Mayo Or Vandy Or Johns?

[RHODEO]

Does anyone have recommendations?

My primary care made a referral for me to go to Mayo and I received a note in the mail saying it has been rejected. Any ideas why they would reject it and any ideas on how I can get them to approve? The lady on the phone said I should have my primary care doc phone Mayo's Neurology Dep and speak w them directly. Does this make sense? I am very disappointed. I need to be seen by someone who has knowledge about POTS.

Thanks for hearing me

Jen

[Ernie]

Hi,

Get in by the back door!

[morgan617]

Jen, I have tried every way, except to just make an appointment and go, but it's such a fight with referrals, it just got where it wasn't worth it to me.

I can't help you, but want you to know you are not the only one, I was in the same place in 2003, and it's disheartening to see not much has changed....many others have had the same response, so my advice is just don't take it personally. Like ernie said, you can get in through the back door, if you are that determined to go. morgan

[Guest tearose]

Jen,

Do take the guidance and have your PCP contact Mayo Neurology!

From what I understand, when our situation is presented directly from our pcp it is given more priority. It is important that we are working with a local doctor since Mayo will diagnose and develop a treatment plan but won't "maintain" our care.

Just a thought from my experience; above all the turmoil this incompletely understood disorder brings, remember two things,

Never give up,

and even when you think things can't get worse and then they do, never give up!

best regards,

tearose

[RHODEO]

Thanks for your responses. I asked my primary doc today if she'd phone Mayo for me like Mayo suggested. She said she feels uneasy about it and said I should see my neurologist and have him call them. She said she'd like to have him do it since he is a neurologist.This is really ridiculous. I asked her if she has ever heard about "POTS" and she said no. Should I see another primary doc? I am very annoyed.

[Guest tearose]

Unfortunately Jen, this is just the beginning of many back and forths you will be doing. Keep being your own advocate! Do not give up!

I think it will be good to have your request come from a neurologist but you could say to your pcp;

"I want to continue to work with you to manage my overall care. Shall I try to get some information on POTS for you?"
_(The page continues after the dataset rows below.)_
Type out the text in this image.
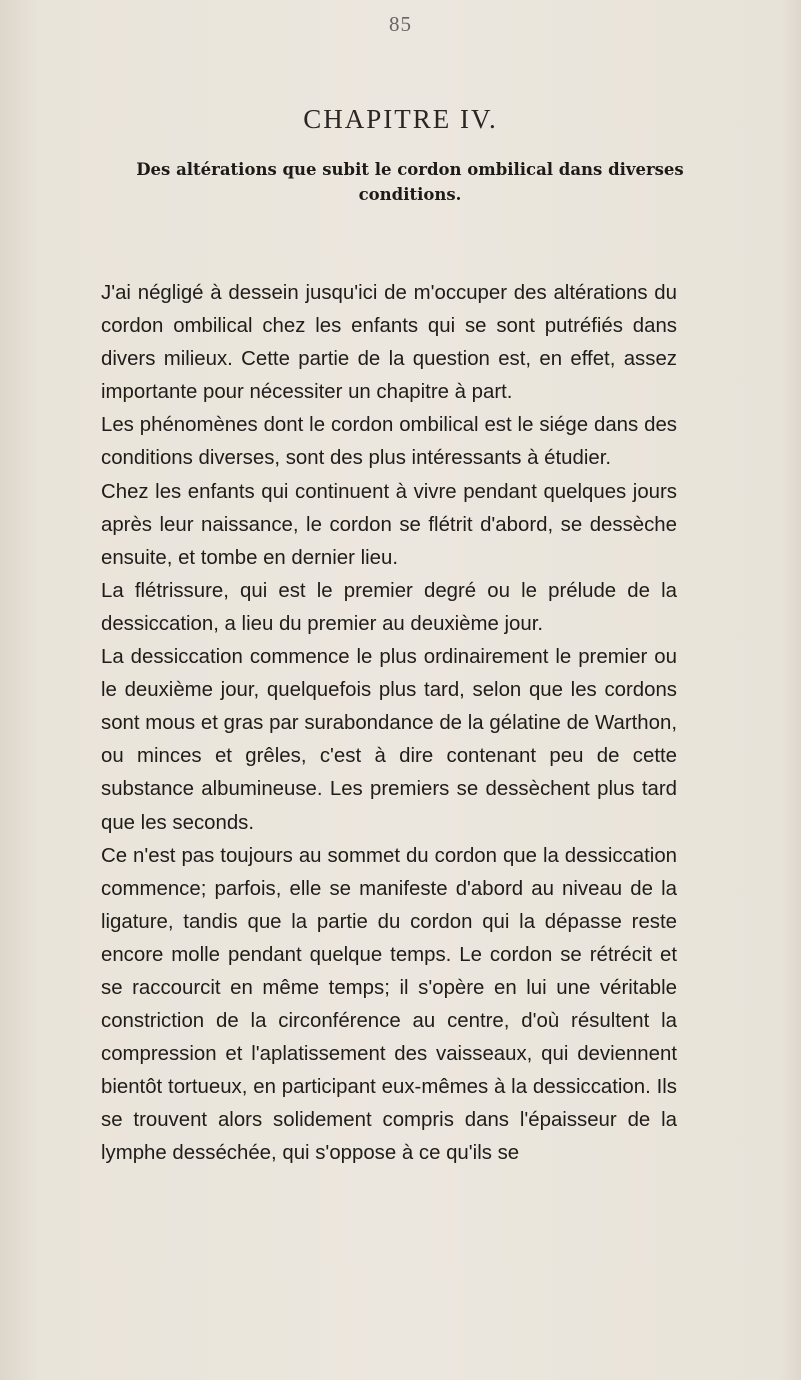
85
CHAPITRE IV.
Des altérations que subit le cordon ombilical dans diverses conditions.

J'ai négligé à dessein jusqu'ici de m'occuper des altérations du cordon ombilical chez les enfants qui se sont putréfiés dans divers milieux. Cette partie de la question est, en effet, assez importante pour nécessiter un chapitre à part.

Les phénomènes dont le cordon ombilical est le siége dans des conditions diverses, sont des plus intéressants à étudier.

Chez les enfants qui continuent à vivre pendant quelques jours après leur naissance, le cordon se flétrit d'abord, se dessèche ensuite, et tombe en dernier lieu.

La flétrissure, qui est le premier degré ou le prélude de la dessiccation, a lieu du premier au deuxième jour.

La dessiccation commence le plus ordinairement le premier ou le deuxième jour, quelquefois plus tard, selon que les cordons sont mous et gras par surabondance de la gélatine de Warthon, ou minces et grêles, c'est à dire contenant peu de cette substance albumineuse. Les premiers se dessèchent plus tard que les seconds.

Ce n'est pas toujours au sommet du cordon que la dessiccation commence; parfois, elle se manifeste d'abord au niveau de la ligature, tandis que la partie du cordon qui la dépasse reste encore molle pendant quelque temps. Le cordon se rétrécit et se raccourcit en même temps; il s'opère en lui une véritable constriction de la circonférence au centre, d'où résultent la compression et l'aplatissement des vaisseaux, qui deviennent bientôt tortueux, en participant eux-mêmes à la dessiccation. Ils se trouvent alors solidement compris dans l'épaisseur de la lymphe desséchée, qui s'oppose à ce qu'ils se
The frustration you sense in not personal but can come from the fact that our disorder is something like a "blend" of both cardiological and neurological issues. Sometimes the local neurologist or cardiologist will also have no idea what to do with us! They don't know how to be our advocate so we have to ask them point blank. I have learned from others and my own experience, you must find at least one doctor who can learn how to coordinate your care. If the neurologist is not willing to learn or take your offer to get literature, then go back to your pcp, explain what happened and get a new referral. You must cultivate a good working relationship with one pcp. If the one you have is a dud than yes, find another. I have had my pcp for about 10 years now and I have worked through a lot to get to a good working relationship with him. These pcp's have to invest time and energy to get to understand our disorder and we have to also go and grow through a learning curve. There are times I was so upset with him and I spoke my mind and we moved past many rough times and relapses. I purchased a book for my pcp on dysautonomia, in my early days, and it was helpful! It was hard at times for him too and I had to work through my frustration with him!

Remember, when you come back from Mayo or wherever you go, you will want to have at least one doctor locally to help you. I hope it will at least be your pcp.

Hang in there,

tearose

[RHODEO]

So my pcp had me see Neurologist here in VT.

I did today. I again feel so disappointed

He made me feel like I am overreacting to my symptoms and said everyone can feel like they have Autonomic problems if they think about it. He thinks its one big joke. He thinks people who complain about Autonomic problems are dramatic. How can he say this? This is not in my head. I begged him to send me to Mayo since I have not had Autonomic tsting. He said I should have my pcp take care of it. I said she is relying on YOU to do it and he said he'd refer me to MT Sinai. He said they are more highly regarded. Anyone hear anything about it? How about anywhere in Boston? I am desperate. I am sorry to complain on here, BUT I feel so lonely and sick and I am not sure how to handle it and how to help myself.

Thanks again.

[Aquadiva]

Jen, I sent you a message.

[wireless]

***** about the neuro's attitude. POTS patients are often misdiagnosed as just having anxiety. I hope you can find a decent doc to get referred, maybe find a good dys doc who doesn't need referral.

[Guest tearose]

Feel free to PM me for more information.

If you must do NY area, go to Columbia Presbyterian in NYC or Greenwich Hospital in Greenwich, CT.

tearose

[RHODEO]

This is interesting. I checked MT Sinai's website and they don't even have anything indicating they treat Autonomic problems. Am I missing something?

[dsdmom]

Jen,

Check your other topic about options in Boston.